April 1st is just around the corner, and that means spring. After a winter with more rain than ever recorded before in Denmark, it’s been really strange that within a few days, we went from rain-rain-rain-endless-rain to clear skies (and frosty nights). None the less, even though fishing has been good all winter (pike and sea trout in the salt) because of the mild winter, the salt is certainly waking up and beautiful sea trout are being caught all over.
As the water warms up, so do the sea trout. Their spend more energy and eat more and many are still recovering from the spawn and eat even more (take care of the post spawners – they might be long, but they’re thin and need another month to recover completely, so let them go and handle them with care). With the warming water comes more prey and in a month’s time, the salt will be a veritable smorgasbord for the sea trout. The rag worm hatch is probably still on, even if it might have peaked, and the sea trout certainly won’t refuse a good imitation, but from now on, the main items of prey are probably shrimp and sand eel.
One thing is certain – if you fish one of these (or both if you’re so inclined), you can’t go completely wrong in the weeks to come. And something also certain is that our salty, Danish DNA is also evident on our YouTube-channel. Shrimps are represented by nine videos (I might have missed on or two in my count) and sand eel by seven videos. Let’s focus on the sand eel for now, because they are fun to fish. When the water warms up a little more, a sand eel and a really fast retrieve is often the trick to elicit a strike from a big sea trout. And strikes on big, fast retrieved flies are often hard and spectacular and fun.
Morten “Coastfly” Hansens “Glass Sandeel” is a modern, near-threadless UV-resin sand eel on the flatwing-tradition. Easy to make, very durable and very effective. Take a look here:
Next up – a fly of mine is the “Iceabou Tobis”. Well, not mine – it’s a full blown Bob Popovics Surf Candy, I just used Ice A Bou instead of super hair/ultra hair, which Bob Popovics used originally. Ice A Bou is a nice, softer material that gives a more mobile fly, especially in the smaller sizes. In the end of this movie, I catch a mackerel on one:
In all modesty, the next video is also one of mine, where I combine a flatwing style fly with craft fur for a little added mobility and profile. The “CF FW Sandeel” one’s a current favourite of mine:
In the “Janus Tobis”, Janus Johansen has managed to combine the flatwing style into a beautiful, light dressing and Daniel D. Holm does a great job tying it here:
Here is Henrik Kure Nielsen’s bid on another craft fur-flatwing-style combination – “The Olive Craft Fur Sandeel”:
Henrik Kure Nielsen is also the man behind the “Ice Breaker Sandeel”, which is a more “true” flatwing style and in a colour scheme bound to get attention:
And to end this list of videos, check out Allan Overgaard’s “Helgarderingen” – The Full Hedge, so named because Allan uses it in southern Sweden, where big sea trout and brackish water pike hunt side by side. That’s why the profile is a little more “full” than a normal sand eel – to imitate many different bait fish that are interesting to both sea trout and pike – including sand eel.

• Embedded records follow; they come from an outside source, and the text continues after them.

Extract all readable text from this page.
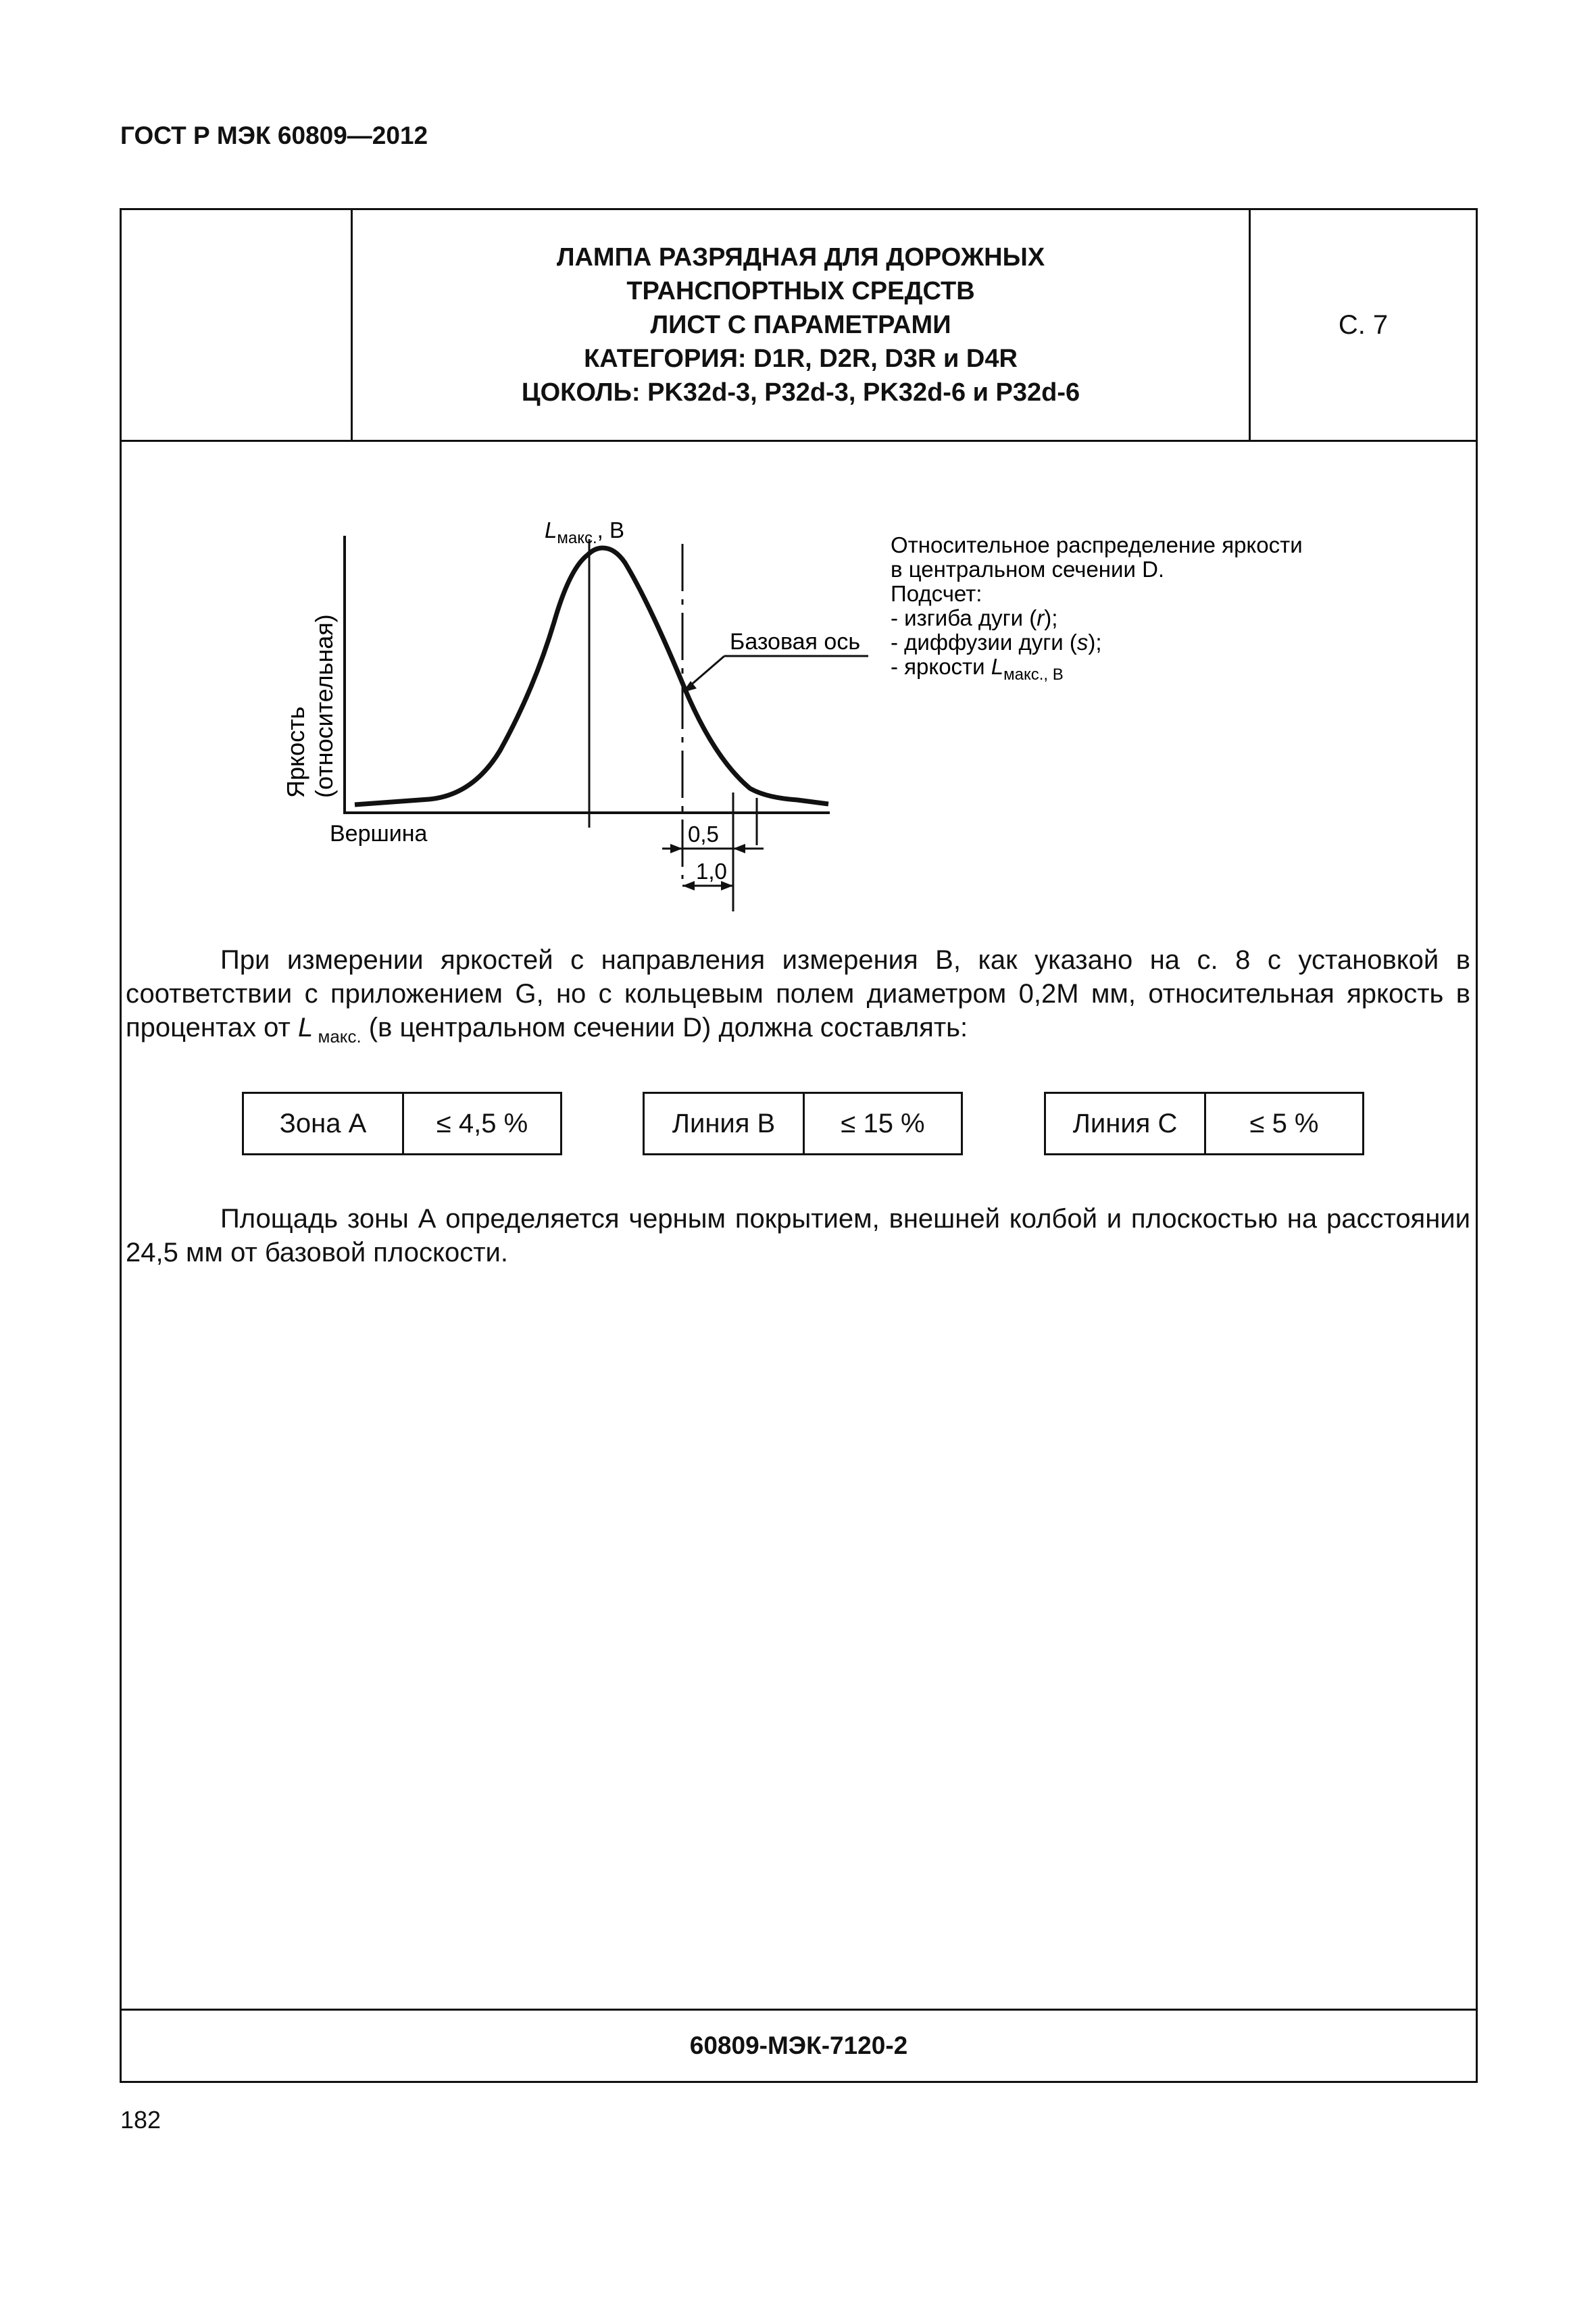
ГОСТ Р МЭК 60809—2012
ЛАМПА РАЗРЯДНАЯ ДЛЯ ДОРОЖНЫХ
ТРАНСПОРТНЫХ СРЕДСТВ
ЛИСТ С ПАРАМЕТРАМИ
КАТЕГОРИЯ: D1R, D2R, D3R и D4R
ЦОКОЛЬ: PK32d-3, P32d-3, PK32d-6 и P32d-6
С. 7
Яркость (относительная)
0,5
1,0
$L_{макс.}$, В
Базовая ось
Вершина
Относительное распределение яркости
в центральном сечении D.
Подсчет:
- изгиба дуги (r);
- диффузии дуги (s);
- яркости $L_{макс., В}$
При измерении яркостей с направления измерения B, как указано на с. 8 с установкой в соответствии с приложением G, но с кольцевым полем диаметром 0,2М мм, относительная яркость в процентах от L $_{макс.}$ (в центральном сечении D) должна составлять:
Зона А	≤ 4,5 %	Линия B	≤ 15 %	Линия C	≤ 5 %
Площадь зоны А определяется черным покрытием, внешней колбой и плоскостью на расстоянии 24,5 мм от базовой плоскости.
60809-МЭК-7120-2
182
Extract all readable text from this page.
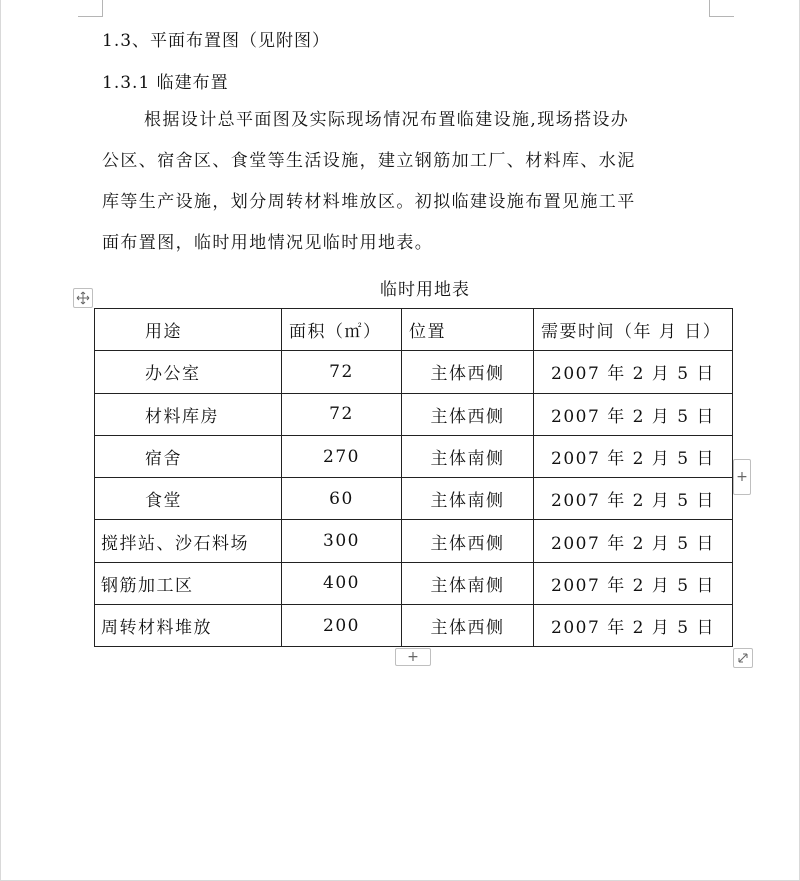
1.3、平面布置图（见附图）
1.3.1 临建布置
根据设计总平面图及实际现场情况布置临建设施,现场搭设办
公区、宿舍区、食堂等生活设施，建立钢筋加工厂、材料库、水泥
库等生产设施，划分周转材料堆放区。初拟临建设施布置见施工平
面布置图，临时用地情况见临时用地表。
临时用地表
用途	面积（㎡）	位置	需要时间（年 月 日）
办公室	72	主体西侧	2007 年 2 月 5 日
材料库房	72	主体西侧	2007 年 2 月 5 日
宿舍	270	主体南侧	2007 年 2 月 5 日
食堂	60	主体南侧	2007 年 2 月 5 日
搅拌站、沙石料场	300	主体西侧	2007 年 2 月 5 日
钢筋加工区	400	主体南侧	2007 年 2 月 5 日
周转材料堆放	200	主体西侧	2007 年 2 月 5 日
+
+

I can guarantee that the above mentioned sand eel imitations won’t be the only ones on our YouTube channel. More are sure to come and for many good reasons. The are excellent flies for sea trout, they’re easy to cast due to the slim profile – even against the wind. Many of the imitations are also Surf Candy-style, and the epoxy/resin heads add a little weight that also aids in casting in the wind.
And finally, they’re not only good for sea trout – they’re good for any predatory fish around the World, which of course is why they’re hugely popular everywhere. You definitely need them in your boxes.